3. « Montrez-nous l’intérêt de votre projet et nous investirons. » En d’autres termes : « non ». Ce mensonge se traduit comme ceci : « Je ne crois pas à votre histoire, mais, si vous me donnez la preuve que vous pouvez générer des revenus significatifs, je pourrais me décider. Mais je ne vous dis pas “non” parce que je pourrais avoir tort et j’aurais l’air d’un con si vous signez avec un client qui fait partie des Fortune 500.
4. « Nous aimons investir avec d’autres capital risqueurs. » Vous pouvez vous fier à la rapacité des capital-risqueurs aussi sûrement qu’au lever du soleil. Laquelle se traduit en ces termes : « Quand c’est une bonne affaire, je la veux toute entière. » Vous voulez entendre : « Nous voulons tout. Nous ne voulons pas d’autre investisseur. » Alors, c’est à vous de les convaincre de la raison pour laquelle l’ajout d’investisseurs agrandirait le gâteau au lieu de réduire les parts.
5. « Nous investissons dans votre équipe. » C’est une déclaration incomplète. S’il est vrai qu’ils investissent dans une équipe, vous entendez ceci : « Nous n’allons pas vous licencier – pourquoi le ferions-nous si nous investissons à cause de vous ? » Or, le capital risqueur vous dit autre chose : « Nous misons sur votre équipe tant que tout va bien, mais si ça va mal, nous nous séparerons de vous parce que personne n’est indispensable. »

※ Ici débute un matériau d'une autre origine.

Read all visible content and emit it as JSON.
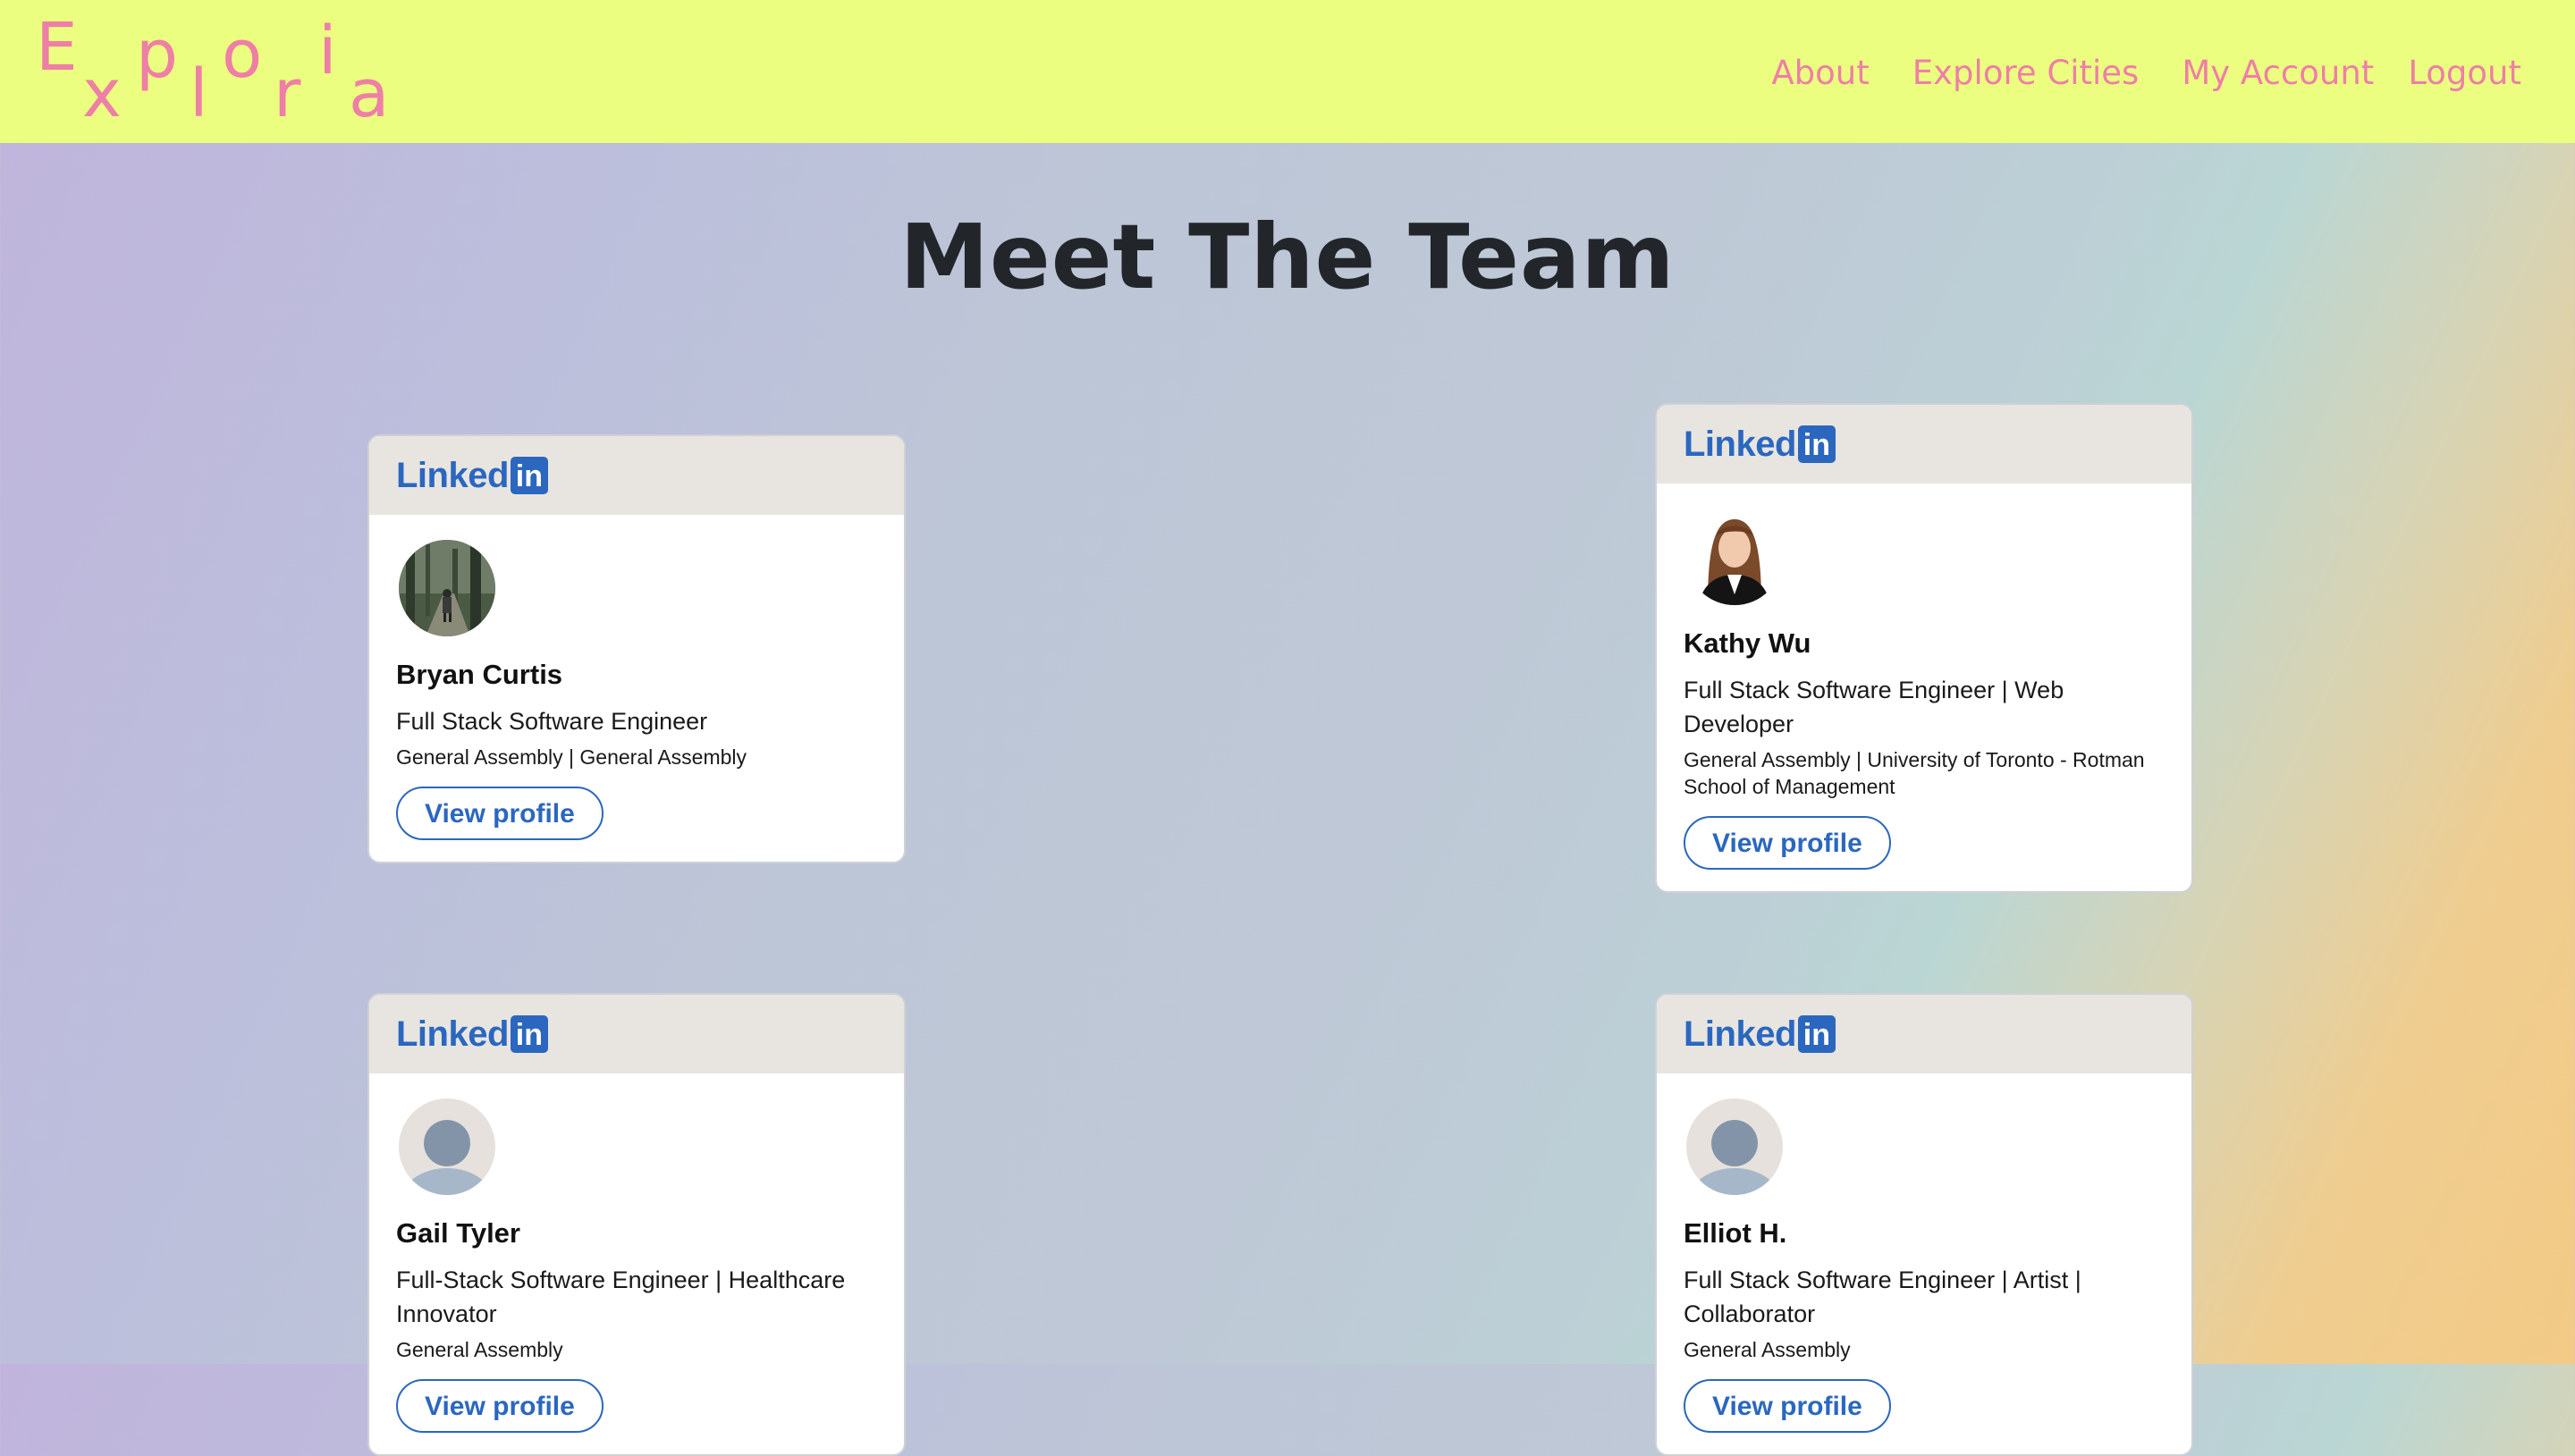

6. « Nous avons beaucoup de bande passante pour votre société. » Il est possible que ce capital risqueur évoque la ligne Internet à son bureau ; il ne parle certainement pas de son agenda, parce qu’il siège déjà à dix conseils d’administration. Un entrepreneur doit prendre pour hypothèse qu’un capital risqueur va consacrer à la société cinq heures par mois, conseil d’administration compris. C’est comme cela.
7. « Avez-vous une objection au fait que l’un de mes collaborateurs m’accompagne aux conseils d’administration ? » Ce n’est pas un mensonge à proprement parler et c’est une requête apparemment anodine. Mais ne vous imaginez pas que la société les intéresse à tel point qu’ils veulent que deux personnes vous aident. Si vous acceptez, vos conseils d’administration vont se transformer en lieu d’apprentissage pour un MBA qui ne connaît rien à la gestion de société, mais donnera quand même son opinion.
8. « Ce sont des conditions standard. » Cela n’existe pas. Croyez-vous que les avocats d’affaires se font payer 500 dollars de l’heure pour écrire des conditions standard ? C’est pour cela que les entrepreneurs doivent eux aussi avoir des avocats à 500 dollars de l’heure.
9. « Nous pouvons vous ouvrir des portes dans nos autres sociétés. » C’est un mensonge et une malédiction. D’abord, un capital risqueur ne peut pas toujours ouvrir ces portes, car il peut arriver que la direction de la société le déteste – et donc une recommandation de sa part risque de provoquer l’effet contraire. Ensuite, vous ne pouvez pas sérieusement espérer que cette société s’engage sur votre produit ; tout au plus, vous lui ferez votre pitch.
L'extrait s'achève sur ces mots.